The addition of new instruments to the Breyo Observatory will expand imaging and research opportunities for the Siena community.
Jacob Pelton ’22 has been working this summer to test and install new instrumentation such as imaging cameras and a spectrograph on the largest telescope in the Capital Region.
Rose Finn, Ph.D., professor of physics and astronomy, said Pelton’s first-time experience with such a project was a success: initial viewings on July 5 showed that the instruments worked as designed.
“Jake came in with no prior experience with telescopes and their instrumentation, and he worked independently to study manuals and websites,” said Finn. “He did an amazing job learning about the instruments and the software needed to control them, and he was not deterred by the inevitable obstacles and setbacks that arose. This is great experience for someone who is considering a career in engineering.”
This will be the first time that Siena can capture spectra files of what is viewed through the telescope. Like sending sunlight through a prism and seeing a rainbow emerge, the new spectrograph reveals the spectra of light emitted by stars and other objects. The detailed information encoded in the light will allow Siena students and faculty to investigate the chemical and physical properties of celestial objects.

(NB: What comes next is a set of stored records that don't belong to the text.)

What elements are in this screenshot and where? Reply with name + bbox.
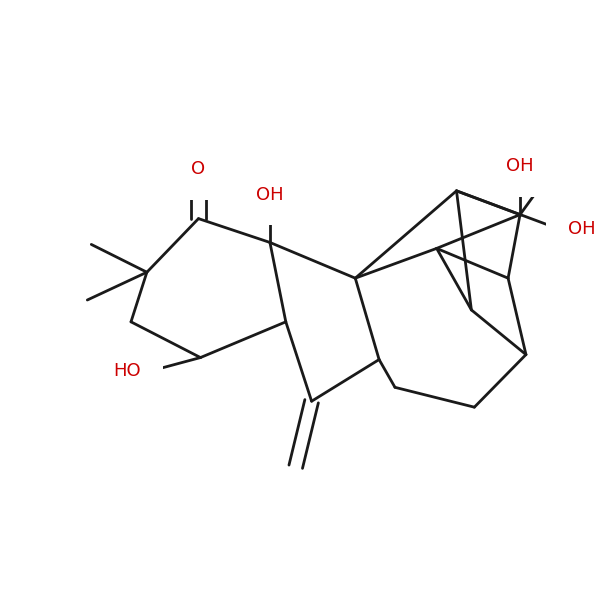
Text: HO: HO xyxy=(113,362,141,380)
Text: O: O xyxy=(191,160,206,178)
Text: OH: OH xyxy=(568,220,595,238)
Text: OH: OH xyxy=(256,186,284,204)
Text: OH: OH xyxy=(506,157,534,175)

Also, a new cloud sensor will allow for remote closure of the telescope in the event of cloud cover or inclement weather.
“The new camera will improve our imaging capabilities, and the spectrograph opens up new areas of research for us,” said Finn.

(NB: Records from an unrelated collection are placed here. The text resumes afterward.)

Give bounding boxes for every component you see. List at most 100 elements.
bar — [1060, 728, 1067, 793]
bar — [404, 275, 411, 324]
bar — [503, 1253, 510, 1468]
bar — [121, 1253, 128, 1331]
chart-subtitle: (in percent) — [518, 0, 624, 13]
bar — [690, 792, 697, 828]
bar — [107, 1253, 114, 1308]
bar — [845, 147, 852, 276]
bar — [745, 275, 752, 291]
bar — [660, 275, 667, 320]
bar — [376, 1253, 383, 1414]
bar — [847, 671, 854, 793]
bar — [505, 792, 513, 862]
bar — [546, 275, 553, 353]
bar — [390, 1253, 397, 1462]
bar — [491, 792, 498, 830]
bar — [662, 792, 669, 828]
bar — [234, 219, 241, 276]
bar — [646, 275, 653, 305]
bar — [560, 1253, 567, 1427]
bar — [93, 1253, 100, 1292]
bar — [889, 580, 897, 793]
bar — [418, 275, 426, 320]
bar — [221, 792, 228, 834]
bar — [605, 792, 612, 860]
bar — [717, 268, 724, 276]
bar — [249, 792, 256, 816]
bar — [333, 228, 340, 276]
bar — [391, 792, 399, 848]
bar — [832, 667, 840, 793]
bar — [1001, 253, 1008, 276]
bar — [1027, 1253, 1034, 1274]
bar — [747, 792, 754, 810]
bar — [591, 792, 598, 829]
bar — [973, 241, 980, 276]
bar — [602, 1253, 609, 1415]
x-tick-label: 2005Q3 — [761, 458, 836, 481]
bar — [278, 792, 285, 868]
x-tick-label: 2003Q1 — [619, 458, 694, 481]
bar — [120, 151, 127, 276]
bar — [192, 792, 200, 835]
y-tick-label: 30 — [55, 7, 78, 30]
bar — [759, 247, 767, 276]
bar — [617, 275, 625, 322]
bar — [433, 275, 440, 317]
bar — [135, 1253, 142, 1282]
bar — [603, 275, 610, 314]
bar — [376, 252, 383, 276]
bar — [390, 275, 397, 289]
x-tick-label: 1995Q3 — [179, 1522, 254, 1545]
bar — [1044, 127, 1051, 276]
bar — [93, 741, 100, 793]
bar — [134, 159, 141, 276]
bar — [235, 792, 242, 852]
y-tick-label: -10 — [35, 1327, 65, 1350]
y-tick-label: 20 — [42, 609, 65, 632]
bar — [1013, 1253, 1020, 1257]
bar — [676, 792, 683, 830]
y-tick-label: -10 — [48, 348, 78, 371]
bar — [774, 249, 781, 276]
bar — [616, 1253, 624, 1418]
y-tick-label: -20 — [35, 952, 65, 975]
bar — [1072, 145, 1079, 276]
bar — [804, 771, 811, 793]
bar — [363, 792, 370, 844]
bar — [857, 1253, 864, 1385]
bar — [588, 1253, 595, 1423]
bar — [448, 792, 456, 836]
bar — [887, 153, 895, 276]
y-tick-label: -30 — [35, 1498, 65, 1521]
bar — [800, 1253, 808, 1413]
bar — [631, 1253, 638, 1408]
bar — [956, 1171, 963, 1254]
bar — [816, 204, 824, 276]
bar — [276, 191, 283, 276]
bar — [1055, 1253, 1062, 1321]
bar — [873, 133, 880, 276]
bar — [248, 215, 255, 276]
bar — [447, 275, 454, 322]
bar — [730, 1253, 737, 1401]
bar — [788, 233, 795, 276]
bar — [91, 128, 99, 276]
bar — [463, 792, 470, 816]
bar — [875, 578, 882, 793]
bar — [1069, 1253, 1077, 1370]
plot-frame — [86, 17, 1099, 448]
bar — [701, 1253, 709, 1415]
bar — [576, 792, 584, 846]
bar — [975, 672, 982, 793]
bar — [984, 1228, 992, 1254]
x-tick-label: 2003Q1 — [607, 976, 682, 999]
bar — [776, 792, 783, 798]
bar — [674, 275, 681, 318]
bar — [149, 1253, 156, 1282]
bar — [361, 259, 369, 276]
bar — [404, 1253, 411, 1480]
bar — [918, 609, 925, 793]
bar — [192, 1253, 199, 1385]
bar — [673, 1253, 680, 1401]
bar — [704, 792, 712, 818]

Pelton is majoring in applied physics and during his senior year he will be exploring graduate study opportunities in mechanical engineering.

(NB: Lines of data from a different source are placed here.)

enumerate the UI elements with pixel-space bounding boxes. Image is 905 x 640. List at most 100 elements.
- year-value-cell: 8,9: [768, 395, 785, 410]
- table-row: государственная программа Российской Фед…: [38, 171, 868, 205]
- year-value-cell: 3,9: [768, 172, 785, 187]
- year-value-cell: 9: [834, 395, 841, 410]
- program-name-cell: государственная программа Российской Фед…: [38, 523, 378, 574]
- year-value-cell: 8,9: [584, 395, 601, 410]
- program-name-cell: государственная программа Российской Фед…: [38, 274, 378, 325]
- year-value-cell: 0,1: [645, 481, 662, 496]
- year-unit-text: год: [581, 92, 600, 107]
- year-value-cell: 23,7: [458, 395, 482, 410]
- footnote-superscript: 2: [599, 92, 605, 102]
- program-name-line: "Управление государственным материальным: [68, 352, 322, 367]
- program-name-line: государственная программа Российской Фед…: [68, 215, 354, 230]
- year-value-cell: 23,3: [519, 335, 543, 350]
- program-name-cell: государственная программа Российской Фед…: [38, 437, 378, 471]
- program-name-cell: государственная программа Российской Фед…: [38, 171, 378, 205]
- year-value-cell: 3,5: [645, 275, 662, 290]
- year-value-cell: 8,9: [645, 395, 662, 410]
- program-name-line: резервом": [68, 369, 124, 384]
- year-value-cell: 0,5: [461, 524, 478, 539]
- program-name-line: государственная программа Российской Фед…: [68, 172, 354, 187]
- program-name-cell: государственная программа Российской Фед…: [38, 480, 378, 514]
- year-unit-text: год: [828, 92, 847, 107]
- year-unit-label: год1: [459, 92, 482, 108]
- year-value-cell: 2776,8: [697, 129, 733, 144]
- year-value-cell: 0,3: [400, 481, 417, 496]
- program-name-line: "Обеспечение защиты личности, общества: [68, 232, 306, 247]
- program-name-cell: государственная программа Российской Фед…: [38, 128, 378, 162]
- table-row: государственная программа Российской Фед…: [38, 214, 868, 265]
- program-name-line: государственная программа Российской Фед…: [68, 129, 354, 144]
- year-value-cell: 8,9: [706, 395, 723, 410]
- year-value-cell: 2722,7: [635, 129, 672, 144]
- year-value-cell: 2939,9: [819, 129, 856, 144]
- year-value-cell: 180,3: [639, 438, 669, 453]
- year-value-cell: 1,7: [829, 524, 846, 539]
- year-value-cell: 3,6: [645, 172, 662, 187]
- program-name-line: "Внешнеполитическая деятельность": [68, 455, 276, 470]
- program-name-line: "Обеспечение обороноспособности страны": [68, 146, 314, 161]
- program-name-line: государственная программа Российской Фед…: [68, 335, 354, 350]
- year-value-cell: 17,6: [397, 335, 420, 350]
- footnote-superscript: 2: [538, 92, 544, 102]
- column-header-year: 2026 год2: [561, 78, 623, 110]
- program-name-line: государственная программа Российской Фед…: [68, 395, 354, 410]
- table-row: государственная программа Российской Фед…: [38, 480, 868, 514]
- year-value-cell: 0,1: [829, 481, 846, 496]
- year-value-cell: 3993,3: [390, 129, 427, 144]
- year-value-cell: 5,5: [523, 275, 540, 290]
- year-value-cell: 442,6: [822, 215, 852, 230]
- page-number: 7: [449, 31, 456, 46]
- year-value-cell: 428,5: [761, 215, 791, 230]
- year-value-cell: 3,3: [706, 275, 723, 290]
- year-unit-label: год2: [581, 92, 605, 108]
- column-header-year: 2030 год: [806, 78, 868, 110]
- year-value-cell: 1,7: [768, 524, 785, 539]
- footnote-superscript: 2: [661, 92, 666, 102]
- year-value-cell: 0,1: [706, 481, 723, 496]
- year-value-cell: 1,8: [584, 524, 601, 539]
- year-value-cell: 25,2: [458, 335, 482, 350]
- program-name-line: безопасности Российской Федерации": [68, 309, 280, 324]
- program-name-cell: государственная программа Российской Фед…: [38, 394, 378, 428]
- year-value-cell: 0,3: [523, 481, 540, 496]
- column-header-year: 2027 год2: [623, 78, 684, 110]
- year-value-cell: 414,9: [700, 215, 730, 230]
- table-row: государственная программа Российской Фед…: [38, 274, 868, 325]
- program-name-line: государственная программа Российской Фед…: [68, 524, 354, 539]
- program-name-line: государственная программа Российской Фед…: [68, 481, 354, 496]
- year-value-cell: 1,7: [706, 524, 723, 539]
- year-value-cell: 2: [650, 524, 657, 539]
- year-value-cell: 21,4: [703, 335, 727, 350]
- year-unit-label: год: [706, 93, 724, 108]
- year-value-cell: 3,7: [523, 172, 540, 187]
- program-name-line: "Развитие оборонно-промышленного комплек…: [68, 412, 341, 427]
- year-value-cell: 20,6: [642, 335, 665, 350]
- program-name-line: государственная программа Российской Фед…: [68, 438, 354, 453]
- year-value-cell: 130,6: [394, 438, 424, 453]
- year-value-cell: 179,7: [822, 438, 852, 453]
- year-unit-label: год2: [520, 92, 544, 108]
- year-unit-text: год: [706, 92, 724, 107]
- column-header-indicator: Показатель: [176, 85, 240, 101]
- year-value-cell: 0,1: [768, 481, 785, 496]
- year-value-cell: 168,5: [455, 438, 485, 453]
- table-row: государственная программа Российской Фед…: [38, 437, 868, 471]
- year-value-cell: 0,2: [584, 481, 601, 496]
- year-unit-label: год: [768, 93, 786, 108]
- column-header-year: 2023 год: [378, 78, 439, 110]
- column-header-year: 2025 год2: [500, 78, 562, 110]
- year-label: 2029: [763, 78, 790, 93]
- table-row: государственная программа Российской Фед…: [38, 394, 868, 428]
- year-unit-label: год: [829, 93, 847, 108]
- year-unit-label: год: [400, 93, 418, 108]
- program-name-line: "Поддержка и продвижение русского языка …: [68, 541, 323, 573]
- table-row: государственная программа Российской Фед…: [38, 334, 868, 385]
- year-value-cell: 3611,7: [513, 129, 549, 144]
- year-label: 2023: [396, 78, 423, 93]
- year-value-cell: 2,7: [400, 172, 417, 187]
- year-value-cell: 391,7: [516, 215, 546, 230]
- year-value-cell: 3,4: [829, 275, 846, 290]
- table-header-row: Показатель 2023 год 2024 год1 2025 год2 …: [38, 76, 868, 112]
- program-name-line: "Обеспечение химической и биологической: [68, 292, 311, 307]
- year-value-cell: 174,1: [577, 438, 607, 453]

This equipment was part of the College’s original telescope acquisition, and is being installed now after the faculty and students had adequate time to assess the quality of atmospheric conditions at the observatory.
Siena is planning to resume public viewings at the Breyo this fall.
“It was really great to be a part of this project, and I hope to be able to do more observing this summer. It was a really good way to get hands-on experience with this kind of instrumentation, and to learn how to overcome frustration when things don’t go your way the first time you work with new technology.”